The bio-guided extraction of PM 701 gives PMF fraction (Khorshid, 2009). Our previous investigations was undertaken to evaluate the cytotoxic activity of PMF against human cancer cells. PMF was able to inhibit significantly the proliferation of A549 cells without affect the normal HFS cells (Khorshid, 2009). PMF and its sub-fractions demonstrated a high cytotoxic activity against HepG2, HCT116 and U251 cancer cell lines and were not cytotoxic to human normal cells (Khorshid et al., 2009).

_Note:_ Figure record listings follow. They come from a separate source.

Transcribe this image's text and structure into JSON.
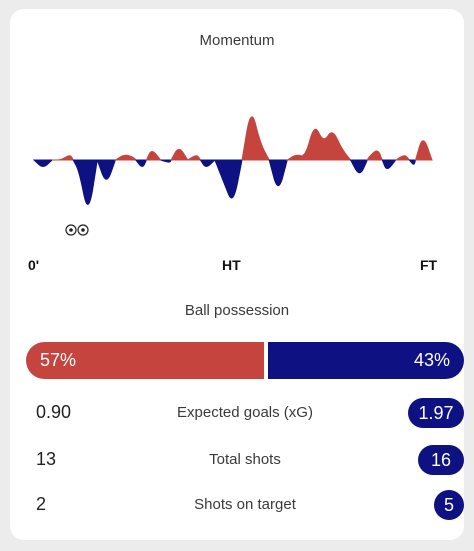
{
  "momentum": {
    "title": "Momentum",
    "timeline_labels": {
      "start": "0'",
      "half": "HT",
      "end": "FT"
    },
    "home_color": "#c5453e",
    "away_color": "#0d1181",
    "values": [
      0,
      -0.15,
      0,
      0,
      0.1,
      -0.2,
      -1.0,
      0,
      -0.45,
      0,
      0.1,
      0.05,
      -0.15,
      0.2,
      0,
      -0.05,
      0.25,
      0,
      0.1,
      -0.15,
      0,
      -0.4,
      -0.8,
      0,
      0.95,
      0.3,
      0,
      -0.6,
      0,
      0.1,
      0.05,
      0.65,
      0.3,
      0.55,
      0.2,
      0,
      -0.3,
      0.05,
      0.2,
      -0.2,
      0,
      0.1,
      -0.1,
      0.45,
      0
    ],
    "goal_markers": {
      "away": 2,
      "icon": "football-icon"
    }
  },
  "possession": {
    "title": "Ball possession",
    "home_pct": 57,
    "away_pct": 43,
    "home_label": "57%",
    "away_label": "43%"
  },
  "stats": [
    {
      "label": "Expected goals (xG)",
      "home": "0.90",
      "away": "1.97"
    },
    {
      "label": "Total shots",
      "home": "13",
      "away": "16"
    },
    {
      "label": "Shots on target",
      "home": "2",
      "away": "5"
    }
  ]
}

In the present study, the effect of PMF on the cell survival and apoptosis of cancer cells were investigated using two different methods MTT to investigate the effect of PMF on the cell survival of cancer cells and TUNEL to study the number of apoptotic cells of treated cancer cells. The data demonstrated that PMF treatment was associated with a decreased cell survival and increased cell death by apoptosis. The cells were treated with different concentrations of PMF and it was observed that PMF had effect on both cell survival and apoptosis as demonstrated by the MTT and TUNEL assays. PMF was more effective on MCF7 cell growth and also cell death than other cell types.
CONCLUSIONS
In conclusion, it has still not been clearly demonstrated which mechanisms are responsible for apoptosis in PMF-treated tumor cell lines. Further in vivo studies are needed to establish the role of PMF as therapeutic agents for cancer.
ACKNOWLEDGMENTS
The authors gratefully acknowledged financial support of El-Zamel's Scientific Chair, Research and Consultation Institute, King Abdulaziz University, Jeddah.